Brenda Bock, a Colorado coroner, says she's shocked over "inflated" COVID-19 death tolls in Grand County.
Now she's speaking out to local news outlets to call attention to the way the state health department is reporting some deaths as coronavirus-related.
What are the details?
Bock, according to the Daily Wire, said that Grand County's five COVID-19 deaths include two gunshot wound victims.
"It's absurd that they would even put that on there," she said. "Would you want to go to a county that has really high death numbers? Would you want to go visit that county because they're contagious? You know, I might get it, and I could die if all of a sudden one county has a high death count. We don't have it, and we don't need those numbers inflated."
The outlet reported that Colorado's health department defended itself by stating that it was just following the protocol set out by the Centers for Disease Control and Prevention.
KCNC-TV reported that CDC guidelines require the state health department to report "people who've died with COVID-19 in their systems because it's crucial for public health surveillance."

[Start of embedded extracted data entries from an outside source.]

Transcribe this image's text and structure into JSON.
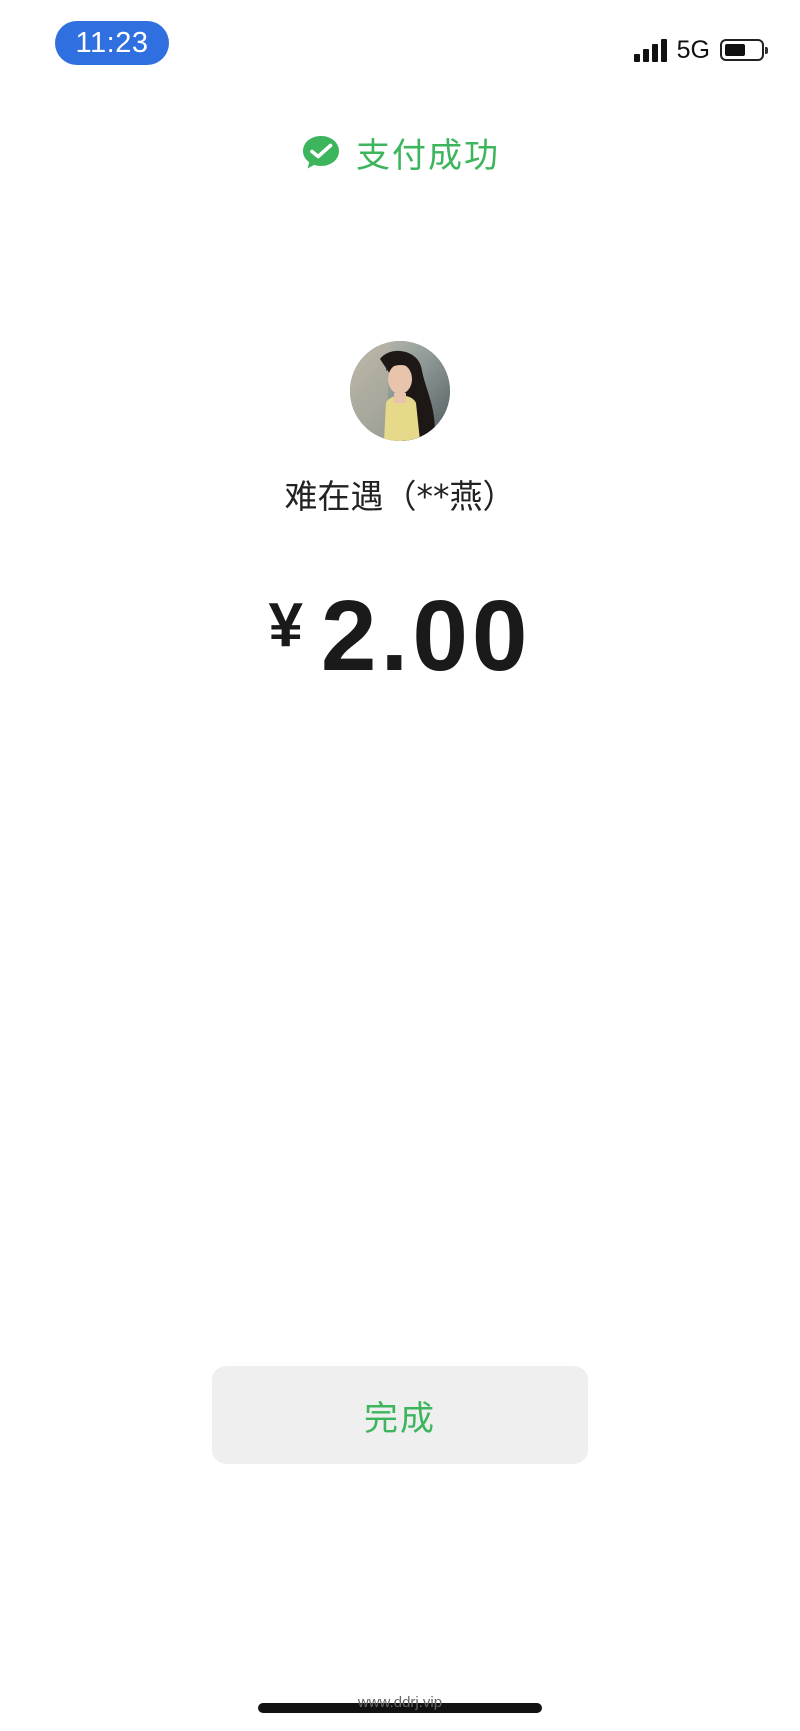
{
  "status_bar": {
    "time": "11:23",
    "network": "5G",
    "signal_icon": "signal-bars-icon",
    "battery_icon": "battery-icon",
    "battery_level": 0.6
  },
  "result": {
    "icon": "wechat-pay-icon",
    "title": "支付成功",
    "accent_color": "#3cb55c"
  },
  "payee": {
    "avatar": "avatar-photo",
    "name": "难在遇（**燕）"
  },
  "amount": {
    "currency_symbol": "¥",
    "value": "2.00"
  },
  "done_button": {
    "label": "完成"
  },
  "watermark": "www.ddrj.vip"
}
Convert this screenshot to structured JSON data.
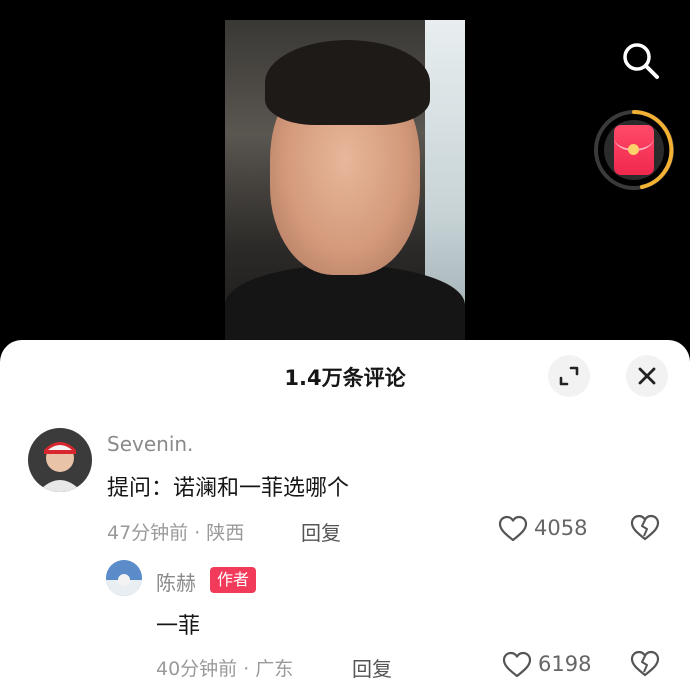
{
  "header": {
    "comments_title": "1.4万条评论"
  },
  "comment": {
    "username": "Sevenin.",
    "text": "提问：诺澜和一菲选哪个",
    "meta": "47分钟前 · 陕西",
    "reply_label": "回复",
    "likes": "4058"
  },
  "reply": {
    "username": "陈赫",
    "badge": "作者",
    "text": "一菲",
    "meta": "40分钟前 · 广东",
    "reply_label": "回复",
    "likes": "6198"
  },
  "colors": {
    "accent": "#f23a5b",
    "redpacket": "#f0284e",
    "ring": "#f2b035"
  },
  "icons": {
    "search": "search-icon",
    "redpacket": "red-packet-icon",
    "expand": "expand-icon",
    "close": "close-icon",
    "like": "heart-icon",
    "dislike": "broken-heart-icon"
  }
}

The Colorado Department of Public Health & Environment states, "This information is required by the CDC and is crucial for public health surveillance, as it provides more information about disease transmission and can help identify risk factors among all deaths across populations."
According to Sky-Hi News in Grand County, the two gunshot victims were the result of a murder-suicide.
On Tuesday, Bock told county commissioners that she believes just one person in the county has died from COVID-19.
"The coroner maintains that only one person in the county has died from COVID-19, while two more people have died with it [in their systems], for a total of three COVID-related deaths in the county," the outlet reported.
Bock stated that the murder-suicide cases were autopsied, and it was determined that the cause of death was listed as "blunt force injuries due to a gunshot wound."
"Nowhere did the pathologist say COVID was the cause of death," Bock added.
She also told the outlet that she is working with the state to try to get the deaths removed from the official count.
"If we want the public to trust and believe the information being released, we need to make sure it is accurate," she said. "That might be the process, but it's not right. ... I strongly stand against that. ... We do need to stand up and we do need to get these numbers corrected."
The outlet reported:
The Colorado Department of Public Health and Environment counts COVID-19 deaths in two different ways from two separate sources of data — deaths caused by COVID-19 and deaths among people who died with COVID-19.
Most recent numbers report that 3,086 people in Colorado have died because of COVID compared to 3,969 deaths with COVID.
Deaths listed as caused by COVID-19 come from death certificates. These causes of death are determined directly by health care providers and coroners.
Alternatively, deaths for people who died with but not necessarily because of COVID-19 come from epidemiological data. Thus, anyone who died within 30 days after testing positive for COVID is included in the count regardless of official cause of death.